Blame the Millennials …


A couple of articles have prompted some random thoughts about ‘Millennials’ – those aged approximately 20-40 and the bulk of whom are children of Boomers – and their consumption habits.

I find the topic fascinating.

The main theme that I admire with Millennials is a bit of a ‘velvet glove’ approach to saying FU to the established way of doing things.  They acquired the sentiments of their hippy-dippy parents without being over the top with ‘peace, love, dope’.

Oops.  I’m stereotyping.

Which is exactly what reports from so-called experts have tried to do when releasing results of a couple of studies related to Millennial consumer habits.


Apparently, Millennials have ruined the incredible fortunes of cereal producers everywhere because they’re ‘too lazy’ and seemingly incapable of cleaning up after themselves.

Now, I’m sure the study was done with a reasonable number of respondents, but if you read the comments with the CBC article, it’s safe to say that the level of frustration is considerably high – and for good reason.

Did the study ask other questions associated with cereal eating habits such as:

  • What options do you consider when breakfast arrives?
  • Are you concerned about the level of sugar, corn syrup, flavouring, additives and other products that are in your cereal that aren’t really related to ‘cereal’?
  • Is it a cost thing?
  • Is it a convenience thing?
  • What part of your diet precludes the use of cereal in the morning?

I could go on, but I think you get the idea.


Millennials are the top demographic group consuming wine in the US.  That’s because (without substantial research to back up this claim) they are young, without kids and therefore have lots of disposable income.  But they haven’t acquired a lot of property, so their wine choices tend to be more immediate as opposed to focusing on long-term ‘buy-hold’ strategies.  Of course, with so much shit wine on the market now, it’s easy to see why they’d fail to see the difference between a $10 bottle of wine and a $50 bottle of wine when they’re all being cranked out by the same company.

Some of them may even see it like the old Simpsons cartoon where they show Duff, Duff Lite and Duff Extra all coming out of the same tap.


Which is why this story about corks vs screw caps just blew my mind.

This is like blaming babies for bad car seats when/if they get launched out of a car after an accident.

Surely, the article was written in jest.  And please stop calling my Shirley.

How can you ‘blame’ the current generation of consumers who are guzzling more wine than any other demographic when screw caps and other closures have been a part of the wine industry for as long as these ‘kids’ have been living?

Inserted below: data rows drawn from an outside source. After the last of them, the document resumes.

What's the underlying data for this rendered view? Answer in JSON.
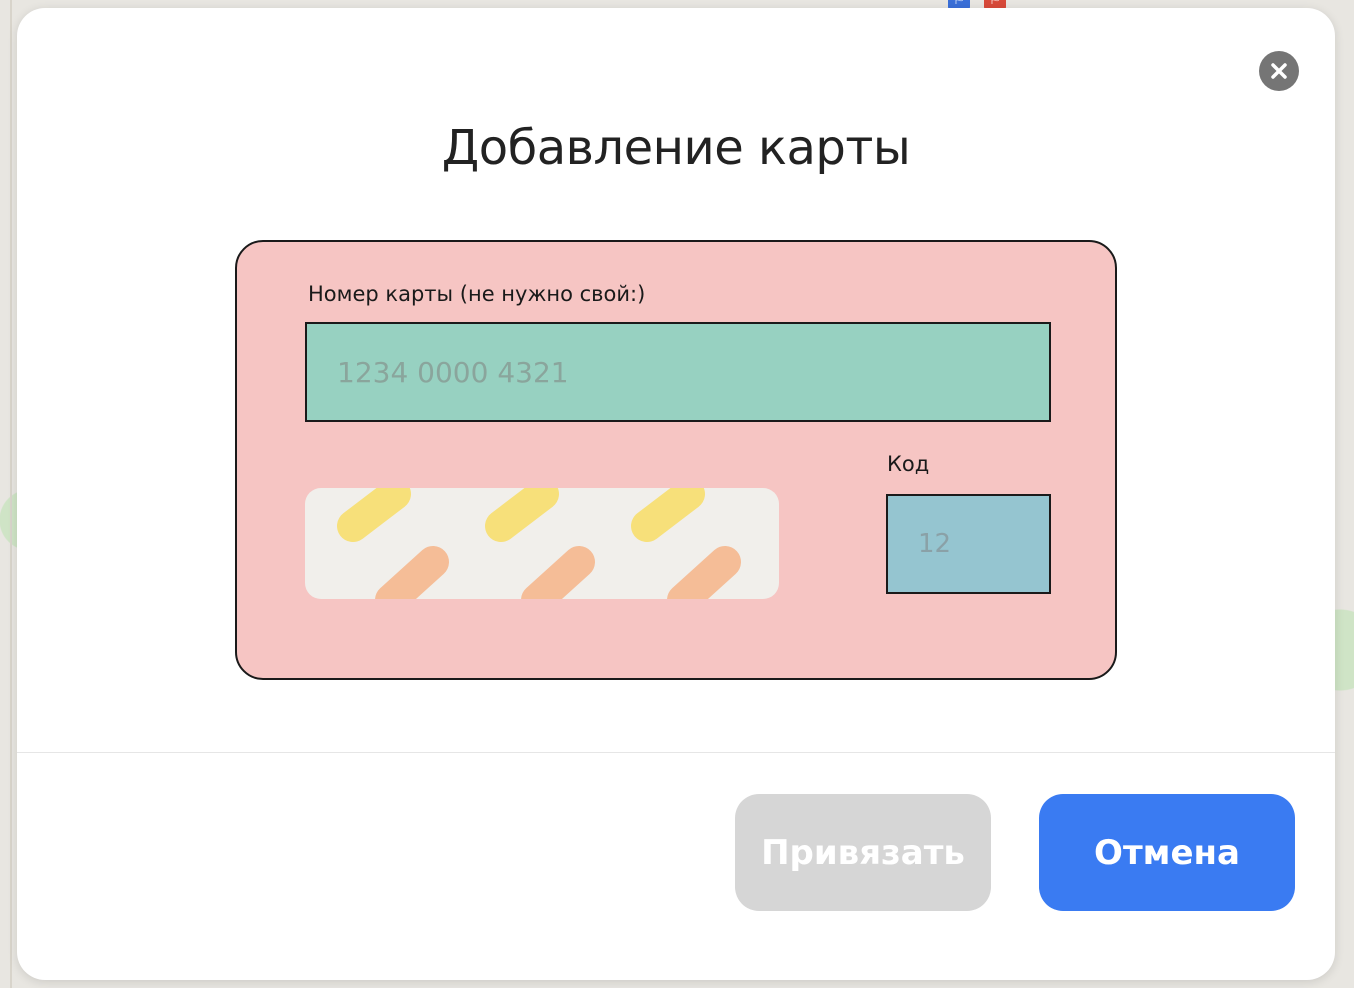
{
  "dialog": {
    "title": "Добавление карты",
    "close_icon": "close-icon"
  },
  "card": {
    "number_label": "Номер карты (не нужно свой:)",
    "number_placeholder": "1234 0000 4321",
    "code_label": "Код",
    "code_placeholder": "12",
    "colors": {
      "card_bg": "#f6c5c3",
      "number_field_bg": "#97d1c1",
      "code_field_bg": "#95c5d0",
      "stripe_bg": "#f1efeb",
      "stripe_yellow": "#f7e07a",
      "stripe_orange": "#f5bd97"
    }
  },
  "actions": {
    "bind_label": "Привязать",
    "cancel_label": "Отмена",
    "bind_disabled": true,
    "colors": {
      "bind_bg": "#d6d6d6",
      "cancel_bg": "#3a7bf2"
    }
  }
}
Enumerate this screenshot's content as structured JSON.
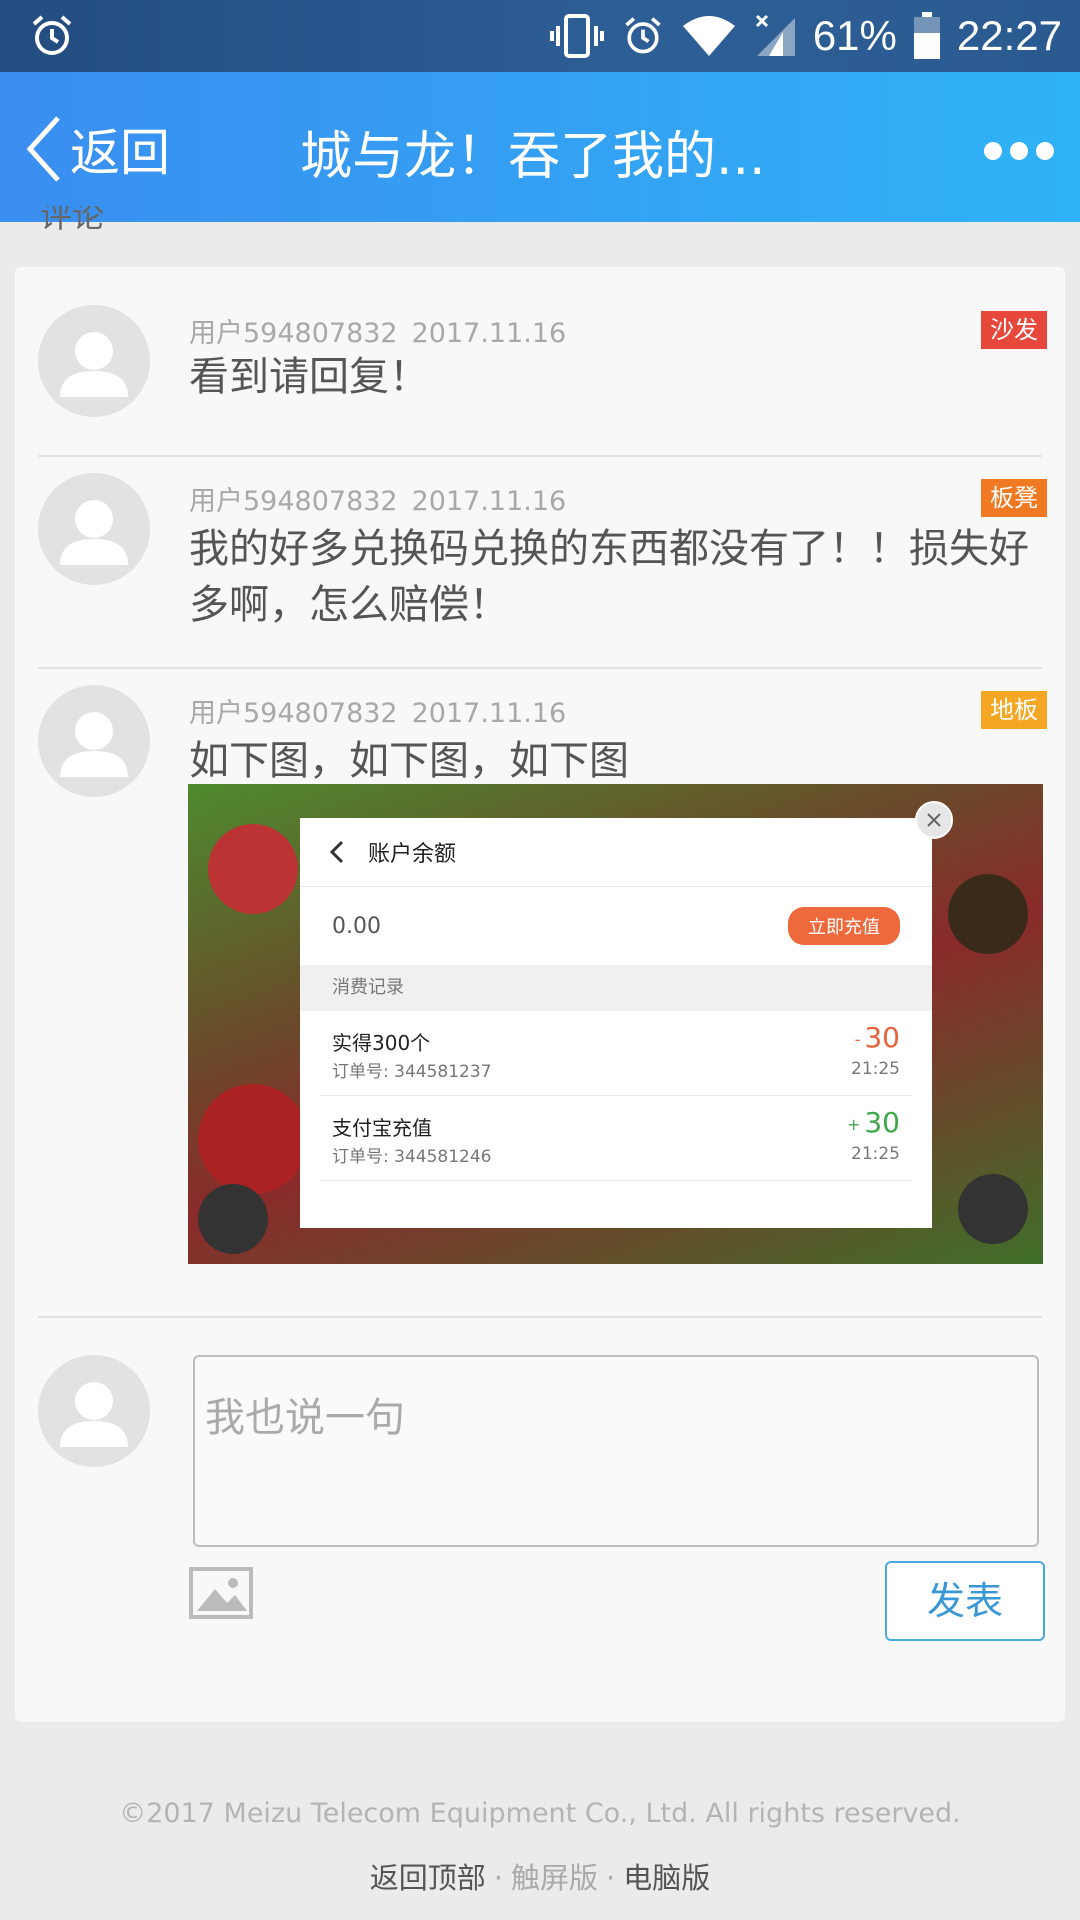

As an aside, I’ll enter the debate about ‘cork vs screw cap’ with the simple conclusion:  for the vast majority of consumers, it doesn’t matter.  In most circumstances, wine has become a commodity, traded and shipped like any other commodity across the globe.  More wine will be made in China within a couple of years, outstripping the ‘traditional trio’ of France, Spain and Italy (possibly combined) and more of this Chinese wine will make its way into your ‘international Canadian blends’ than ever before.  Do you think this wine is being made to last, like everything else we get from China?

And dig these ‘rule of 3’ stats:  about 80% of wine is consumed within 3 hours of purchase, 18% within 3 months and just 2% after 3 years of storage.

So what does it matter what the closure is when the vast majority of wine is being consumed within a few months of being bottled and a few hours of being purchased?

ANYWAYS … even though this has been a bit of a rant, I encourage ALL researchers and journalists that report on this research to consider the broader consumer trends and habits before publishing articles about specific demographic groups.

From what I’ve seen after a couple of decades of marketing and sales is that the Millennials are a tough nut for traditional marketers to crack.  They do things differently.  VERY differently.  Again, at the risk of stereotyping, they don’t like to own stuff like cars and houses and other junk that they just have to throw out when they hit their 40s.  They’re innovative and eat up disruptive tech (Uber, AirBnB, etc) in surprising ways.


Finally, I think it’s safe to say that you shouldn’t underestimate the power and influence potential of Millennials.  This is the crowd that will inherit more money than the world has ever known, so they might eventually hire someone to scour their dishes or buy their snooty wine vs plonk, but until that day comes, be prepared to alter your business model because if you don’t, you may not be around to complain about it.